When Jessica Anderson finished the London Marathon in 3 hours, 8 minutes and 22 seconds this past April, she beat a very specific record for the fastest woman to run the marathon while dressed as a nurse. But she was told that her accomplishment was void because her blue scrubs did not comply with the uniform criteria — which, according to Guinness World Record Rules, had to include a blue or white dress, an apron and a cap.
The incident sparked accusations of sexism and prompted nurses to take to Twitter to share photos of their real-life work get-ups. And now, as the New York Times reports, Guinness has announced that it has reversed its decision and will acknowledge Anderson’s record.
“[I]t has become quite clear to Guinness World Records that our guidelines for the fastest marathon wearing a nurse’s uniform were outdated, incorrect and reflected a stereotype we do not in any way wish to perpetuate,” Samantha Fay, the organization’s senior vice president, said in a statement. “[W]e unreservedly apologise and accept full responsibility for the mishandling of Jessica Anderson’s application.”
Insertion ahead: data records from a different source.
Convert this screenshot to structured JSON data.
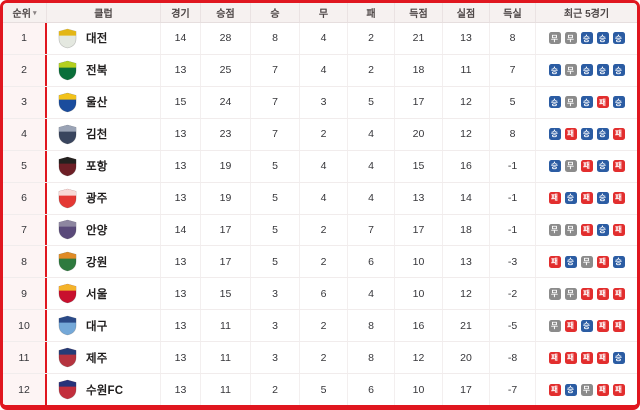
{
  "table": {
    "columns": [
      "순위",
      "클럽",
      "경기",
      "승점",
      "승",
      "무",
      "패",
      "득점",
      "실점",
      "득실",
      "최근 5경기"
    ],
    "sort_indicator": "▾",
    "rows": [
      {
        "rank": "1",
        "club": "대전",
        "games": "14",
        "points": "28",
        "wins": "8",
        "draws": "4",
        "losses": "2",
        "goals_for": "21",
        "goals_against": "13",
        "goal_diff": "8",
        "recent": [
          "무",
          "무",
          "승",
          "승",
          "승"
        ],
        "logo_primary": "#e4e8e0",
        "logo_accent": "#e3b616"
      },
      {
        "rank": "2",
        "club": "전북",
        "games": "13",
        "points": "25",
        "wins": "7",
        "draws": "4",
        "losses": "2",
        "goals_for": "18",
        "goals_against": "11",
        "goal_diff": "7",
        "recent": [
          "승",
          "무",
          "승",
          "승",
          "승"
        ],
        "logo_primary": "#0b6f3a",
        "logo_accent": "#b5cf1f"
      },
      {
        "rank": "3",
        "club": "울산",
        "games": "15",
        "points": "24",
        "wins": "7",
        "draws": "3",
        "losses": "5",
        "goals_for": "17",
        "goals_against": "12",
        "goal_diff": "5",
        "recent": [
          "승",
          "무",
          "승",
          "패",
          "승"
        ],
        "logo_primary": "#1a4c9d",
        "logo_accent": "#f2c21a"
      },
      {
        "rank": "4",
        "club": "김천",
        "games": "13",
        "points": "23",
        "wins": "7",
        "draws": "2",
        "losses": "4",
        "goals_for": "20",
        "goals_against": "12",
        "goal_diff": "8",
        "recent": [
          "승",
          "패",
          "승",
          "승",
          "패"
        ],
        "logo_primary": "#39455e",
        "logo_accent": "#9aa3b5"
      },
      {
        "rank": "5",
        "club": "포항",
        "games": "13",
        "points": "19",
        "wins": "5",
        "draws": "4",
        "losses": "4",
        "goals_for": "15",
        "goals_against": "16",
        "goal_diff": "-1",
        "recent": [
          "승",
          "무",
          "패",
          "승",
          "패"
        ],
        "logo_primary": "#6d1f26",
        "logo_accent": "#23211f"
      },
      {
        "rank": "6",
        "club": "광주",
        "games": "13",
        "points": "19",
        "wins": "5",
        "draws": "4",
        "losses": "4",
        "goals_for": "13",
        "goals_against": "14",
        "goal_diff": "-1",
        "recent": [
          "패",
          "승",
          "패",
          "승",
          "패"
        ],
        "logo_primary": "#e43834",
        "logo_accent": "#f7d9d6"
      },
      {
        "rank": "7",
        "club": "안양",
        "games": "14",
        "points": "17",
        "wins": "5",
        "draws": "2",
        "losses": "7",
        "goals_for": "17",
        "goals_against": "18",
        "goal_diff": "-1",
        "recent": [
          "무",
          "무",
          "패",
          "승",
          "패"
        ],
        "logo_primary": "#5a4a7a",
        "logo_accent": "#8d86a0"
      },
      {
        "rank": "8",
        "club": "강원",
        "games": "13",
        "points": "17",
        "wins": "5",
        "draws": "2",
        "losses": "6",
        "goals_for": "10",
        "goals_against": "13",
        "goal_diff": "-3",
        "recent": [
          "패",
          "승",
          "무",
          "패",
          "승"
        ],
        "logo_primary": "#2e7a3e",
        "logo_accent": "#e08b26"
      },
      {
        "rank": "9",
        "club": "서울",
        "games": "13",
        "points": "15",
        "wins": "3",
        "draws": "6",
        "losses": "4",
        "goals_for": "10",
        "goals_against": "12",
        "goal_diff": "-2",
        "recent": [
          "무",
          "무",
          "패",
          "패",
          "패"
        ],
        "logo_primary": "#c8102e",
        "logo_accent": "#f4b32a"
      },
      {
        "rank": "10",
        "club": "대구",
        "games": "13",
        "points": "11",
        "wins": "3",
        "draws": "2",
        "losses": "8",
        "goals_for": "16",
        "goals_against": "21",
        "goal_diff": "-5",
        "recent": [
          "무",
          "패",
          "승",
          "패",
          "패"
        ],
        "logo_primary": "#74a8d8",
        "logo_accent": "#2b4a87"
      },
      {
        "rank": "11",
        "club": "제주",
        "games": "13",
        "points": "11",
        "wins": "3",
        "draws": "2",
        "losses": "8",
        "goals_for": "12",
        "goals_against": "20",
        "goal_diff": "-8",
        "recent": [
          "패",
          "패",
          "패",
          "패",
          "승"
        ],
        "logo_primary": "#b5333f",
        "logo_accent": "#243c77"
      },
      {
        "rank": "12",
        "club": "수원FC",
        "games": "13",
        "points": "11",
        "wins": "2",
        "draws": "5",
        "losses": "6",
        "goals_for": "10",
        "goals_against": "17",
        "goal_diff": "-7",
        "recent": [
          "패",
          "승",
          "무",
          "패",
          "패"
        ],
        "logo_primary": "#c22f3d",
        "logo_accent": "#27337a"
      }
    ]
  },
  "result_map": {
    "승": "win",
    "무": "draw",
    "패": "loss"
  },
  "result_colors": {
    "win": "#2b5ca3",
    "draw": "#8b8b8b",
    "loss": "#e22e2e"
  },
  "theme": {
    "border_red": "#e0161f",
    "rank_col_bg": "#fdf4f4",
    "header_bg": "#f6f1f0",
    "row_bg": "#ffffff"
  }
}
Fay added that the nurse’s uniform category was created along with several other titles “to match the already large appetite for running the marathon in fancy dress.” But in light of the recent incident, Guinness has decided to “no longer allow fancy dress clothing for this category and will introduce guidelines which reflect the clothes worn by nurses in the U.K. and around the world.”
Anderson works at the Royal London Hospital, and she ran the marathon to raise money for Barts Charity, which supports staff and researchers at several London hospitals. She hoped to raise £500 (around $650) for the organization; she has now accrued more than £5,000 in donations.
Writing on Instagram, Anderson said she was “delighted” by Guinness’ decision to review its criteria for the title. Because she had contacted the organization before running the race, Anderson added, she knew that she would not be considered for the record if she ran in pants. But she decided to wear her scrubs anyways.
“For me the issue went beyond achieving a world record,” Anderson wrote. “While nursing uniforms vary, one thing they have in common is that they are designed for professional women AND men who care for people in all sorts of ways across the world. I would have been doing a disservice to my profession if I had worn a fancy dress costume.”